Omaha is going through a period of favorable supply trends, resulting in improvements in multifamily fundamentals.

CBRE's multifamily report shows that deliveries were nonexistent in the first quarter. This came as rents increased by 0.9 percent from the previous three months and 2.1 percent year-over-year to reach $1,300 per unit.

"By submarket, the highest average rent is $1,587 per unit in the Southwest submarket. By age, properties built between 2010 and 2025 represent the highest rent with an average rent of $1,499 per unit," CBRE said.

Vacancy was a little more of mix bag, depending on how you look at it, meanwhile. Quarterly, the rate fell by 30 basis points to eight percent. Yet, year-over-year, the category spiked by over two percentage points.

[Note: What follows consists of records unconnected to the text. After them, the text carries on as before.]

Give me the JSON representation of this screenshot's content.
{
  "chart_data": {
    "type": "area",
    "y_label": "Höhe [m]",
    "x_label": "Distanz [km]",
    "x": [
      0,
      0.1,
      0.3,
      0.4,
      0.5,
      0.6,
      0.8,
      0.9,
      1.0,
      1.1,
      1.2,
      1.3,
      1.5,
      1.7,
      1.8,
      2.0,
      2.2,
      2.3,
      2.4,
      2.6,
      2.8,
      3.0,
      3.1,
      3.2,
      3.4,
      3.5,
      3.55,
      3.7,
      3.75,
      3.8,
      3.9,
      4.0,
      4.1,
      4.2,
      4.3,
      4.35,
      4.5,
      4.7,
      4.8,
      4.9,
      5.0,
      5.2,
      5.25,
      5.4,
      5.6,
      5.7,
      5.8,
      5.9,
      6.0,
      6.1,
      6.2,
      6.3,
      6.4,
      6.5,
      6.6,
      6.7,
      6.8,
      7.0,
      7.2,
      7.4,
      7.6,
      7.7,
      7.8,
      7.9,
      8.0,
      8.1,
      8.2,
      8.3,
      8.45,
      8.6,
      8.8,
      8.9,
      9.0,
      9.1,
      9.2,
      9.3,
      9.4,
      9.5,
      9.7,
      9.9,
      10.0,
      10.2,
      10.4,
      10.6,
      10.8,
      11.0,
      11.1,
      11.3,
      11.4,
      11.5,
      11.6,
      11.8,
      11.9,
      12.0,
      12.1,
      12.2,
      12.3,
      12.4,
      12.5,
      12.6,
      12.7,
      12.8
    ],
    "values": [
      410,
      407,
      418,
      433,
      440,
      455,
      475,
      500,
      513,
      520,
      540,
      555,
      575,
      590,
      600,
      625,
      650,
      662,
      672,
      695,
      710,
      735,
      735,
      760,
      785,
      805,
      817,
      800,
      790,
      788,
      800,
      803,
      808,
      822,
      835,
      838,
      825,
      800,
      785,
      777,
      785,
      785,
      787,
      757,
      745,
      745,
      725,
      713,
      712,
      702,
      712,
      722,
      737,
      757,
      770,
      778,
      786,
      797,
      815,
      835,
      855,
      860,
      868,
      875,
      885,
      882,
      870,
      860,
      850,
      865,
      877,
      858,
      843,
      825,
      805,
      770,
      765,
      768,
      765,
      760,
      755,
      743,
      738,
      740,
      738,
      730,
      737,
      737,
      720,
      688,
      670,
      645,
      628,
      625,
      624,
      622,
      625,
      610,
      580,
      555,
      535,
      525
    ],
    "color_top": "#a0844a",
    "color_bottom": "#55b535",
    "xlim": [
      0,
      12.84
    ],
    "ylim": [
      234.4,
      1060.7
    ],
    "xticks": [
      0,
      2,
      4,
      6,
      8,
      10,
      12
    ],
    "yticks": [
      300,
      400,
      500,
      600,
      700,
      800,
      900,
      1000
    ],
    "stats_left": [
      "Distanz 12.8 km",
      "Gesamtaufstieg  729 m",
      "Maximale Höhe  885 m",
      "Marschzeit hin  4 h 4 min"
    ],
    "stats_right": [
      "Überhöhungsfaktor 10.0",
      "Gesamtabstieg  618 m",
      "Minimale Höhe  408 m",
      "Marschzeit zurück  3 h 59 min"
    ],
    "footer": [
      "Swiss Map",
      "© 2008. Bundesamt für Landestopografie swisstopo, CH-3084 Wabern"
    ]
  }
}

While no deliveries occurred in the first quarter — that could change in the short-term. According to CBRE, another 22 properties across 3,477 units are under construction, with most of the active pipeline concentrated in the Downtown and the Central submarkets of Omaha, with 30.6 percent and 27.3 percent, respectively.

In the second quarter, CBRE estimates that two multifamily projects will hit the market, during the second quarter including 307-unit Thread Apartments in Sarpy East and 289-unit Heartland Flat in Suburban Lincoln. That is projected to be followed by 295-unit Broadmoor at Heartwood in the Southwest and 203-unit Cherry Creek Village I in the North/Northwest, in the third quarter.

The two largest multifamily sales in the first quarter in Omaha included 240-unit The Apex at Twin Creek and 204-unit Latitude 4, which traded for $44.20 million and $38.50 million, respectively. The rest of the sales were seven figures or less, led by Deerfield Apartments, which sold for $7.45 million.